I did think of my ride with the Danish hearse, though. This was in some ways a more fitting vehicle for dead people than the hearse, which was so nice when alive. As dead you wouldn´t worry about the sandstorm, and you would arrive already half buried. We did, thick layer of sand everywhere. Passengers sand zombies, driver super-buried extra sandy psychopomp to us walking dead. Newspaper sand-blasted and finished.
The place to stay in Bawiti was, absurdly, called Hotel Alpenblick (view of the Alps). The architecture was stark. A concrete box with concrete walls and a concrete roof. Inside were more concrete walls making concrete rooms. Floors were not concrete, though, it was just the good old sandy ground. In each room two beds, a naked lightbulb and a window with no glass. There was a shutter you could close in case of sandstorm. We had our own room here. Exciting...

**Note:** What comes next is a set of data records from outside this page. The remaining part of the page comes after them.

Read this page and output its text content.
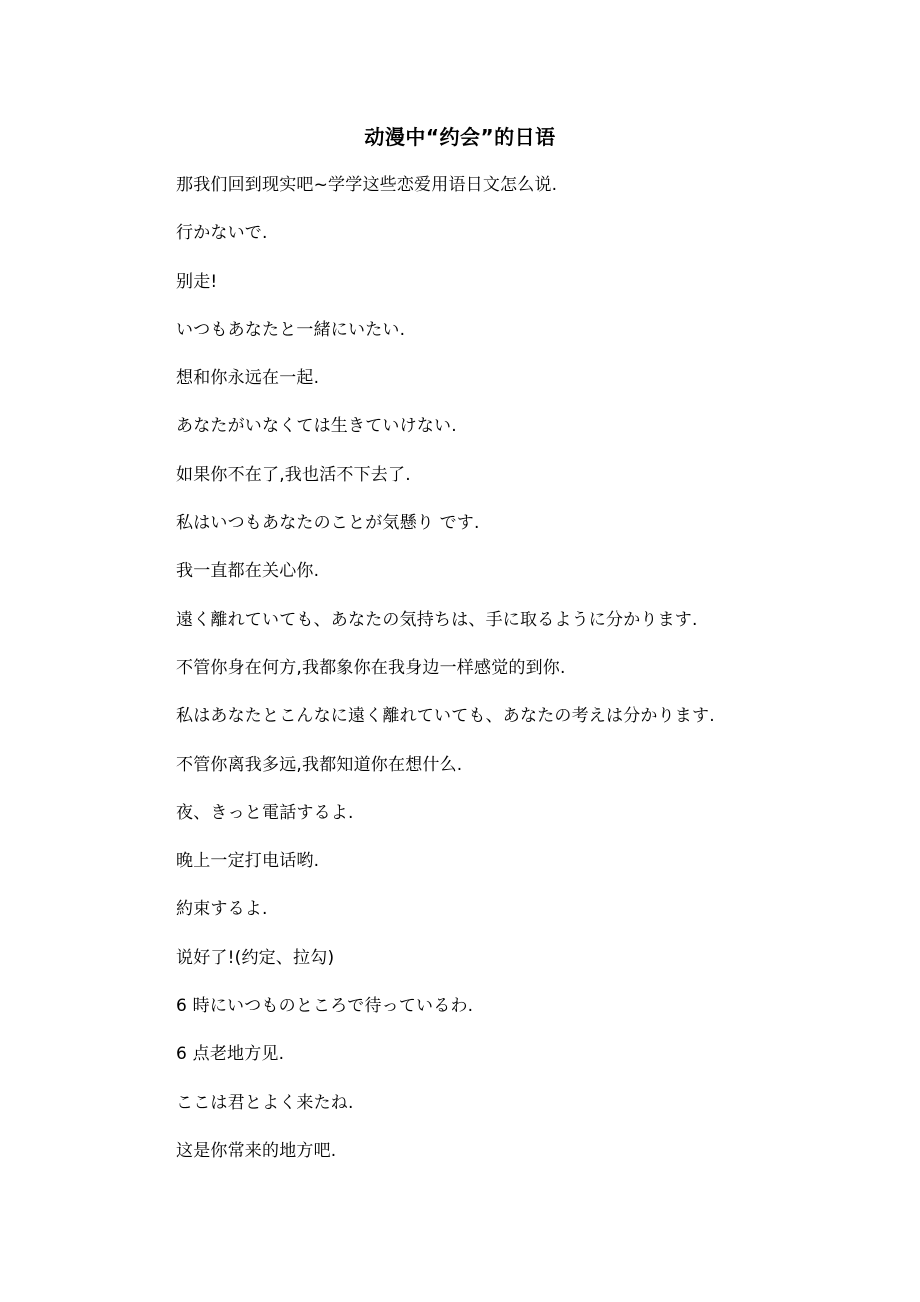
动漫中“约会”的日语
那我们回到现实吧~学学这些恋爱用语日文怎么说.
行かないで.
别走!
いつもあなたと一緒にいたい.
想和你永远在一起.
あなたがいなくては生きていけない.
如果你不在了,我也活不下去了.
私はいつもあなたのことが気懸り です.
我一直都在关心你.
遠く離れていても、あなたの気持ちは、手に取るように分かります.
不管你身在何方,我都象你在我身边一样感觉的到你.
私はあなたとこんなに遠く離れていても、あなたの考えは分かります.
不管你离我多远,我都知道你在想什么.
夜、きっと電話するよ.
晚上一定打电话哟.
約束するよ.
说好了!(约定、拉勾)
6 時にいつものところで待っているわ.
6 点老地方见.
ここは君とよく来たね.
这是你常来的地方吧.
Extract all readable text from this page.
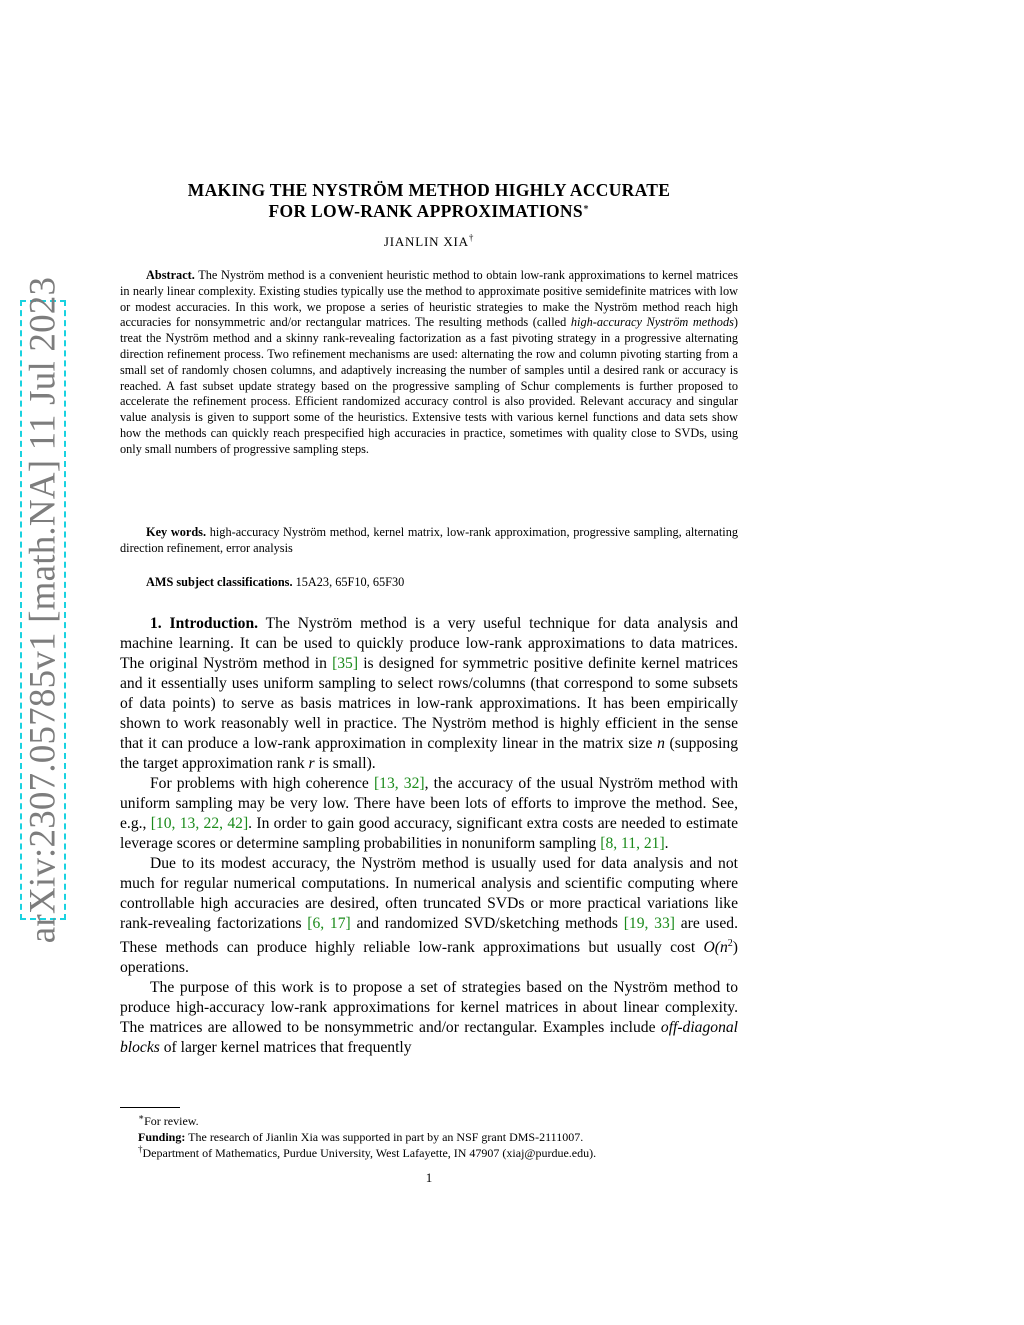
arXiv:2307.05785v1 [math.NA] 11 Jul 2023
MAKING THE NYSTRÖM METHOD HIGHLY ACCURATE
FOR LOW-RANK APPROXIMATIONS∗
JIANLIN XIA†

Abstract. The Nyström method is a convenient heuristic method to obtain low-rank approximations to kernel matrices in nearly linear complexity. Existing studies typically use the method to approximate positive semidefinite matrices with low or modest accuracies. In this work, we propose a series of heuristic strategies to make the Nyström method reach high accuracies for nonsymmetric and/or rectangular matrices. The resulting methods (called high-accuracy Nyström methods) treat the Nyström method and a skinny rank-revealing factorization as a fast pivoting strategy in a progressive alternating direction refinement process. Two refinement mechanisms are used: alternating the row and column pivoting starting from a small set of randomly chosen columns, and adaptively increasing the number of samples until a desired rank or accuracy is reached. A fast subset update strategy based on the progressive sampling of Schur complements is further proposed to accelerate the refinement process. Efficient randomized accuracy control is also provided. Relevant accuracy and singular value analysis is given to support some of the heuristics. Extensive tests with various kernel functions and data sets show how the methods can quickly reach prespecified high accuracies in practice, sometimes with quality close to SVDs, using only small numbers of progressive sampling steps.

Key words. high-accuracy Nyström method, kernel matrix, low-rank approximation, progressive sampling, alternating direction refinement, error analysis

AMS subject classifications. 15A23, 65F10, 65F30

1. Introduction. The Nyström method is a very useful technique for data analysis and machine learning. It can be used to quickly produce low-rank approximations to data matrices. The original Nyström method in [35] is designed for symmetric positive definite kernel matrices and it essentially uses uniform sampling to select rows/columns (that correspond to some subsets of data points) to serve as basis matrices in low-rank approximations. It has been empirically shown to work reasonably well in practice. The Nyström method is highly efficient in the sense that it can produce a low-rank approximation in complexity linear in the matrix size n (supposing the target approximation rank r is small).

For problems with high coherence [13, 32], the accuracy of the usual Nyström method with uniform sampling may be very low. There have been lots of efforts to improve the method. See, e.g., [10, 13, 22, 42]. In order to gain good accuracy, significant extra costs are needed to estimate leverage scores or determine sampling probabilities in nonuniform sampling [8, 11, 21].

Due to its modest accuracy, the Nyström method is usually used for data analysis and not much for regular numerical computations. In numerical analysis and scientific computing where controllable high accuracies are desired, often truncated SVDs or more practical variations like rank-revealing factorizations [6, 17] and randomized SVD/sketching methods [19, 33] are used. These methods can produce highly reliable low-rank approximations but usually cost $O(n^2)$ operations.

The purpose of this work is to propose a set of strategies based on the Nyström method to produce high-accuracy low-rank approximations for kernel matrices in about linear complexity. The matrices are allowed to be nonsymmetric and/or rectangular. Examples include off-diagonal blocks of larger kernel matrices that frequently

∗For review.
Funding: The research of Jianlin Xia was supported in part by an NSF grant DMS-2111007.
†Department of Mathematics, Purdue University, West Lafayette, IN 47907 (xiaj@purdue.edu).
1
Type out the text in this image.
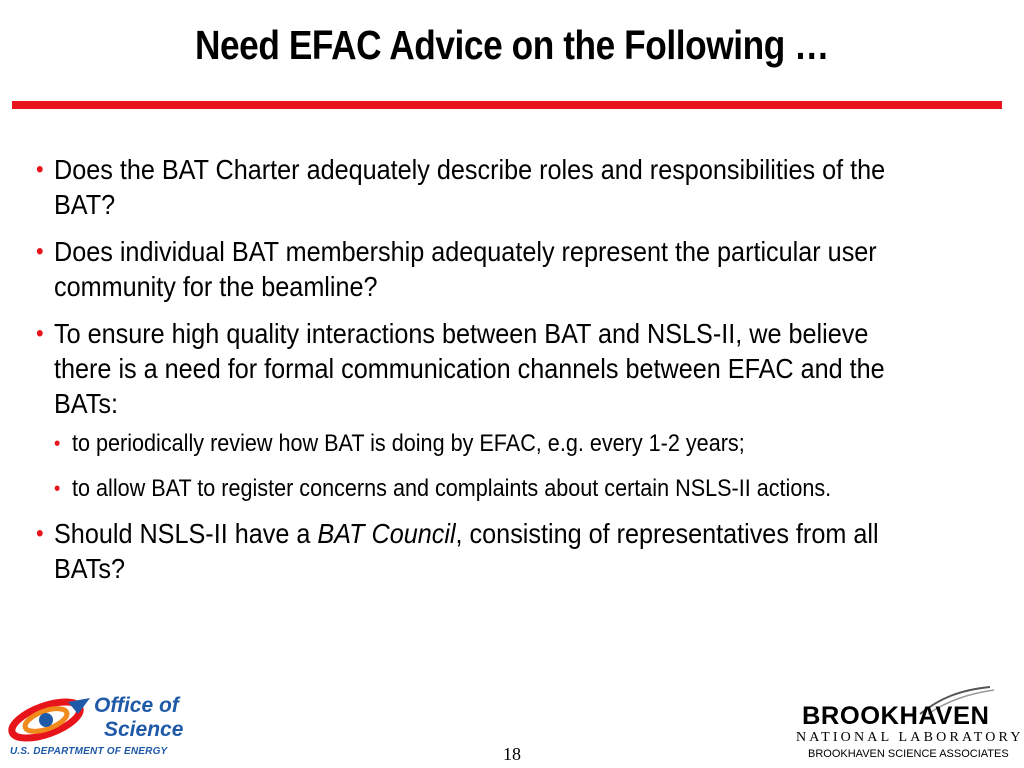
Need EFAC Advice on the Following …
• Does the BAT Charter adequately describe roles and responsibilities of the BAT?
• Does individual BAT membership adequately represent the particular user community for the beamline?
• To ensure high quality interactions between BAT and NSLS-II, we believe there is a need for formal communication channels between EFAC and the BATs:
• to periodically review how BAT is doing by EFAC, e.g. every 1-2 years;
• to allow BAT to register concerns and complaints about certain NSLS-II actions.
• Should NSLS-II have a BAT Council, consisting of representatives from all BATs?
Office of
Science
U.S. DEPARTMENT OF ENERGY	18
BROOKHAVEN
NATIONAL LABORATORY
BROOKHAVEN SCIENCE ASSOCIATES
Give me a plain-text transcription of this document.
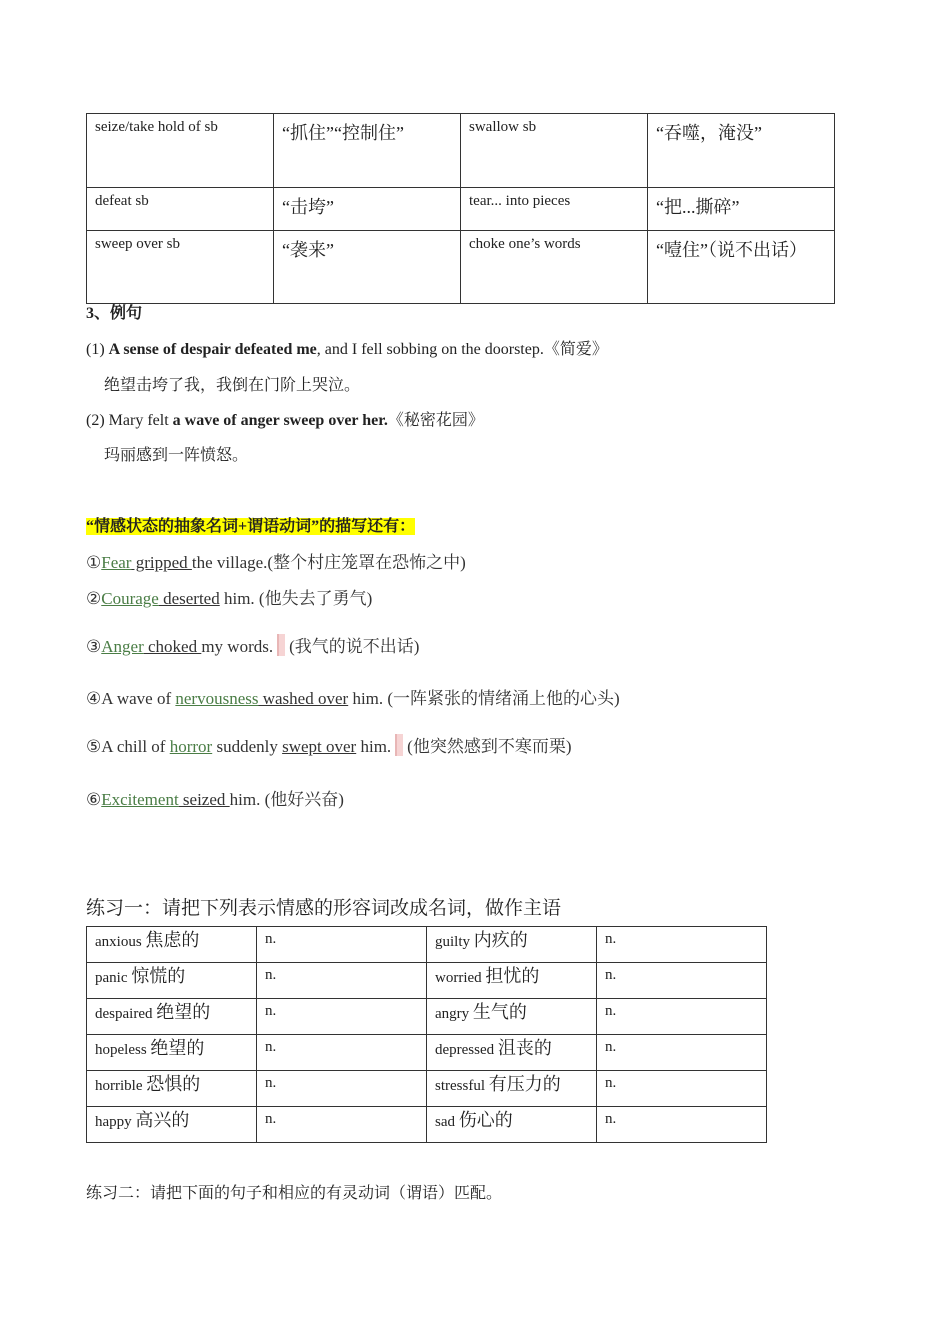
seize/take hold of sb	“抓住”“控制住”	swallow sb	“吞噬，淹没”
defeat sb	“击垮”	tear... into pieces	“把...撕碎”
sweep over sb	“袭来”	choke one’s words	“噎住”（说不出话）
3、例句
(1) A sense of despair defeated me, and I fell sobbing on the doorstep.《简爱》
绝望击垮了我，我倒在门阶上哭泣。
(2) Mary felt a wave of anger sweep over her.《秘密花园》
玛丽感到一阵愤怒。
“情感状态的抽象名词+谓语动词”的描写还有：
①Fear gripped the village.(整个村庄笼罩在恐怖之中)
②Courage deserted him. (他失去了勇气)
③Anger choked my words. (我气的说不出话)
④A wave of nervousness washed over him. (一阵紧张的情绪涌上他的心头)
⑤A chill of horror suddenly swept over him. (他突然感到不寒而栗)
⑥Excitement seized him. (他好兴奋)
练习一：请把下列表示情感的形容词改成名词，做作主语
anxious 焦虑的	n.	guilty 内疚的	n.
panic 惊慌的	n.	worried 担忧的	n.
despaired 绝望的	n.	angry 生气的	n.
hopeless 绝望的	n.	depressed 沮丧的	n.
horrible 恐惧的	n.	stressful 有压力的	n.
happy 高兴的	n.	sad 伤心的	n.
练习二：请把下面的句子和相应的有灵动词（谓语）匹配。
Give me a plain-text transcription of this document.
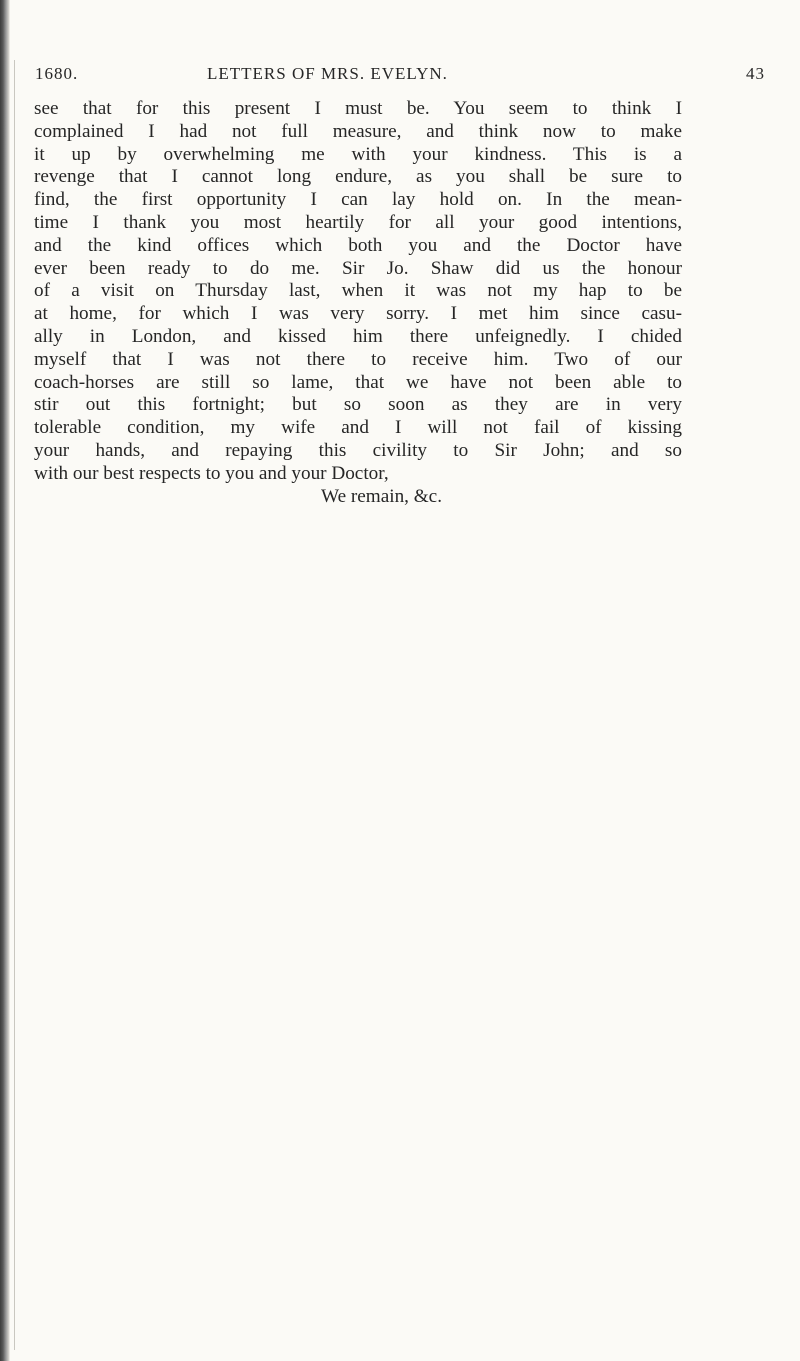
1680.	LETTERS OF MRS. EVELYN.	43
see that for this present I must be. You seem to think I
complained I had not full measure, and think now to make
it up by overwhelming me with your kindness. This is a
revenge that I cannot long endure, as you shall be sure to
find, the first opportunity I can lay hold on. In the mean-
time I thank you most heartily for all your good intentions,
and the kind offices which both you and the Doctor have
ever been ready to do me. Sir Jo. Shaw did us the honour
of a visit on Thursday last, when it was not my hap to be
at home, for which I was very sorry. I met him since casu-
ally in London, and kissed him there unfeignedly. I chided
myself that I was not there to receive him. Two of our
coach-horses are still so lame, that we have not been able to
stir out this fortnight; but so soon as they are in very
tolerable condition, my wife and I will not fail of kissing
your hands, and repaying this civility to Sir John; and so
with our best respects to you and your Doctor,
We remain, &c.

The owner of this fine hotel was Salah. He was a very friendly and gregarious person who loved to chat with his guests in crappy English. He often asked guests to come visit him at his home and have dinner, and he often took us and his other guests on outings and excursions in his jeep. For these activities he charged nothing, and he was very trusting when it came to what we ate and drank. He had a book where we were supposed to write down what we had and we could pay whenever we wanted. Very nice, and very embarrassing when one of the guests stiffed him and left on a very early bus without paying. The rest of us chipped in to make it good, but still.